Pertama, Rencana Proyek Reklamasi yang akan dilaksanakan oleh PT. Tirta Wahana Bali Internasional (PT TWBI) di kawasan perairan Teluk Benoa Badung Bali, bertentangan dengan Perpres No 45 Thn 2011 tentang tata ruang kawasan perkotaan  Sarbagita. Yang mana  kawasan Teluk Benoa termasuk kawasan konservasi.  Bahkan  Perpres No 122 Thn 2012 tentang Reklamasi di wilayah pesisir dan pulau-pulau kecil juga  melarang reklamasi dilakukan di kawasan konservasi.

Kedua, dikarenakan izin reklamasi tersebut telah melanggar aturan yang ada sebelumnya.  maka ada indikasi upaya paksa untuk melegalkan izin tersebut oleh Presiden DR. Susilo Bambang Yudhoyono  dengan merevisi Perpres nomor 45 Tahun 2011, menjadi Perpres No. 51 Tahun 2014.  “Yang intinya mengubah status konservasi Teluk Benoa menjadi zona penyangga atau kawasan pemanfaatan umum,”tambah dia.

Ketiga, Perpres yang lahir  secara mendadak dinilai hanya pro  investor dalam upaya mereklamasi Teluk Benoa seluas 700 ha. Keempat, secara pembangunan ekonomi realisasi proyek reklamasi ini akan menambah ketimpangan pembangaunan antara Bali Selatan dan Bali Utara,.

Kelima, dari sisi lingkungan, proyek  reklamasi akan membuat ketersedian air Bali semakin menyusut, merusak lingkungan laut serta mengganggu keindahan Bali sebagai Pulau tujuan Wisata yang menawarkan pemandangan wisata tradisional dan alami.

Keenam, proyek reklamasi juga akan menganggu dan merusak sistem tata sosial yang sudah ada selama ini di Bali, akan merusak adat istiadat budaya masyarakat Bali. Mengingat di kawasan teluk benoa nusa dua Bali terdapat wilayah spiritual yang harus dijaga kelestariannya.
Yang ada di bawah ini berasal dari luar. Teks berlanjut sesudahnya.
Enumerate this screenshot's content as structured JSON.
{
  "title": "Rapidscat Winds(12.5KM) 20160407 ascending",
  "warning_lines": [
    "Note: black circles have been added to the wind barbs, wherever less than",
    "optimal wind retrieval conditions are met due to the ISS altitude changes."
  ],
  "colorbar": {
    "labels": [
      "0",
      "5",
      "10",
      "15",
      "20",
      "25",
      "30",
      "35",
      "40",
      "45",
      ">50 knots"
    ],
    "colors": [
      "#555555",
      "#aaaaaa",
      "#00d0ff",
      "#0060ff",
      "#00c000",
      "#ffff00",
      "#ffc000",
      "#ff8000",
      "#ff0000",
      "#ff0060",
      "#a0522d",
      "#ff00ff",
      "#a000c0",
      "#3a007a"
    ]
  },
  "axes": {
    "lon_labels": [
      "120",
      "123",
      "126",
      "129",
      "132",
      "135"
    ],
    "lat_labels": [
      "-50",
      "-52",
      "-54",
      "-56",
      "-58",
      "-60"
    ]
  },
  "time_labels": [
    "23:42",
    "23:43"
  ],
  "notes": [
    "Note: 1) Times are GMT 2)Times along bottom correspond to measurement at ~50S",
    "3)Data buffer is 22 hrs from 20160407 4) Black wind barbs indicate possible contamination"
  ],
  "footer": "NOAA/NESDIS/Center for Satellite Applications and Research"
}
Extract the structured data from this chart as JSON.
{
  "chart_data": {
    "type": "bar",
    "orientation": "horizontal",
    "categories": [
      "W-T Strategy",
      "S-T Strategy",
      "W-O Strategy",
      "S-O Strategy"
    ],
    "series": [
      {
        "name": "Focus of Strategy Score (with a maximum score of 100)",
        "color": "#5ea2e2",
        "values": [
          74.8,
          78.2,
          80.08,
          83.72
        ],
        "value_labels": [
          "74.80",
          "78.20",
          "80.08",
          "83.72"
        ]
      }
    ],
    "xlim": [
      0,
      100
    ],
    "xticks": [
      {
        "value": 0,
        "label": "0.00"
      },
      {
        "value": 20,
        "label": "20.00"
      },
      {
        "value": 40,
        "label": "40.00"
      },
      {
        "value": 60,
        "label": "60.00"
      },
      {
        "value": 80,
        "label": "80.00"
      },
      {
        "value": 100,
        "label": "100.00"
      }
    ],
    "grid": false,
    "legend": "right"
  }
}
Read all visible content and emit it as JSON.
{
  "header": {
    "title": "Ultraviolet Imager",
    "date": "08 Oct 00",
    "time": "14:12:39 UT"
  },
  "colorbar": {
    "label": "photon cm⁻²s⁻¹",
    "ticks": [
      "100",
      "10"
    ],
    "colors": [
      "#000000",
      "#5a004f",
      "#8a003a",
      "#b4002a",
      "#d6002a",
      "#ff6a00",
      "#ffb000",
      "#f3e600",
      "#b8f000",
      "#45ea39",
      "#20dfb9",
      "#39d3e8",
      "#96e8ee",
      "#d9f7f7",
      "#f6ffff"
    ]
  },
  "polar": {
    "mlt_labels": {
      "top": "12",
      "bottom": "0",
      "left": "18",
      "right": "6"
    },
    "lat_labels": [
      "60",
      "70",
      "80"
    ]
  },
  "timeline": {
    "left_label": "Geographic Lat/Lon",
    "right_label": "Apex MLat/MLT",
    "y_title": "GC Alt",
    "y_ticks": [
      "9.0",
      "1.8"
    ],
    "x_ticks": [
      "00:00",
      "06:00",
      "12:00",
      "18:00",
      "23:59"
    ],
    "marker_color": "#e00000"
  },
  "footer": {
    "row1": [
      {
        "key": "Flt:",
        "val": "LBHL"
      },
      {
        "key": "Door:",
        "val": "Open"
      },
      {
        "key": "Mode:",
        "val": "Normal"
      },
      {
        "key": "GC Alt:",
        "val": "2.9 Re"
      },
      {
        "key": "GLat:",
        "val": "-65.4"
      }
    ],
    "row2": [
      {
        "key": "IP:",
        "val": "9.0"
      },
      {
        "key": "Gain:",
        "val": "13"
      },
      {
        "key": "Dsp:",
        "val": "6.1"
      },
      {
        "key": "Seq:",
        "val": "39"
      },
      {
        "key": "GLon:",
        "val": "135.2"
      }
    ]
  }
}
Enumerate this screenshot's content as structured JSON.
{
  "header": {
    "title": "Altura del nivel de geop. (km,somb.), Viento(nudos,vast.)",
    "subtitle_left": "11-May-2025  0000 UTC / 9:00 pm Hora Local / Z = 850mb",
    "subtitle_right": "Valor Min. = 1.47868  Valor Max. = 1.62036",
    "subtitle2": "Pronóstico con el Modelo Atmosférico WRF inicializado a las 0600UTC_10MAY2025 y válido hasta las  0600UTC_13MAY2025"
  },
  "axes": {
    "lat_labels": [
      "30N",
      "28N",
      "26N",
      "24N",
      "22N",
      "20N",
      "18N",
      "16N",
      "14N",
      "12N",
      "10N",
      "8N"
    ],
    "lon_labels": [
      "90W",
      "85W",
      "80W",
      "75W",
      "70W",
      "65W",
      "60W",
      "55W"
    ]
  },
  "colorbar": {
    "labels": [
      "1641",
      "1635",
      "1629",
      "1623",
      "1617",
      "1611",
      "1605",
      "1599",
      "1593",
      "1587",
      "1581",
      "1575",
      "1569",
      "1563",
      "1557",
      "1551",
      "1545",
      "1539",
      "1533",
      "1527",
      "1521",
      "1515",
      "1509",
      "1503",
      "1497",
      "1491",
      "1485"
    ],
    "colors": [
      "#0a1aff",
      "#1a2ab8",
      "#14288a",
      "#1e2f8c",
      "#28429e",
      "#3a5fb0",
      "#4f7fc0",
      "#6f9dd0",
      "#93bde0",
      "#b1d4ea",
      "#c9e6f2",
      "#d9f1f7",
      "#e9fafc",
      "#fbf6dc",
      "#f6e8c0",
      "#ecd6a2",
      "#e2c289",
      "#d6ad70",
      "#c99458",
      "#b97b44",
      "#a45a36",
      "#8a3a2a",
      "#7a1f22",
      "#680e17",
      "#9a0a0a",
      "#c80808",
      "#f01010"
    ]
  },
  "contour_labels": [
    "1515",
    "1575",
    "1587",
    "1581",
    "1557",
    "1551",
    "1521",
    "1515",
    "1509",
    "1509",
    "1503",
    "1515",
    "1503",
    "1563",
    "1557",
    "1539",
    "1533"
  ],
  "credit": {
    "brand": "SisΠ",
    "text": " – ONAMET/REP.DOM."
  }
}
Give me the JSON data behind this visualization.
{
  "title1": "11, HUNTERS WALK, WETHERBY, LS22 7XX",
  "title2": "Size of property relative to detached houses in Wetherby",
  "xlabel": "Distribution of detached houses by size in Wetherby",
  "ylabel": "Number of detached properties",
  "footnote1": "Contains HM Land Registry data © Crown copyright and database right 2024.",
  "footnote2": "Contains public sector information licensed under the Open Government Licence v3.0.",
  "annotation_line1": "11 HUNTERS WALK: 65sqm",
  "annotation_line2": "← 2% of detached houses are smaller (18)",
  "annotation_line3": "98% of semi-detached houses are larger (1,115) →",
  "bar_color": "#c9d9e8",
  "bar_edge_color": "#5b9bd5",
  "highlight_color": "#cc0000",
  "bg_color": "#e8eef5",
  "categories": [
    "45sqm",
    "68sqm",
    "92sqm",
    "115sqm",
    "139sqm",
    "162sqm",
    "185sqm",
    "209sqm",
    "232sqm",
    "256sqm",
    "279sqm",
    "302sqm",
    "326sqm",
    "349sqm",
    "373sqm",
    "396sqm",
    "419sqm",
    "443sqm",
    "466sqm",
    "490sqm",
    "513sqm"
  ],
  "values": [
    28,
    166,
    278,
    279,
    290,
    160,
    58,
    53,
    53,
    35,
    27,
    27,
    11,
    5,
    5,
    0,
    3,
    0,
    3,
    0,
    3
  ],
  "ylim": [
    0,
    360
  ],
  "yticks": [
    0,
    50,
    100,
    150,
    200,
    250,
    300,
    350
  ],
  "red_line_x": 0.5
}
Sures mengakui sikap Peradah dalam menolak proyek tersebut bukan semata ‘suryak siu’ dan mencari perhatian. Melainkan urgensi lingkungan Bali yang harus di jaga oleh semua pihak. Di samping itu, mega proyek tersebut secara tidak langsung akan mempengaruhi kehidupan sosial, budaya dan agama di Bali. Aplagi,  sebagai kiblat Hindu di Indonesia parahyangan menjadi hal terpenting.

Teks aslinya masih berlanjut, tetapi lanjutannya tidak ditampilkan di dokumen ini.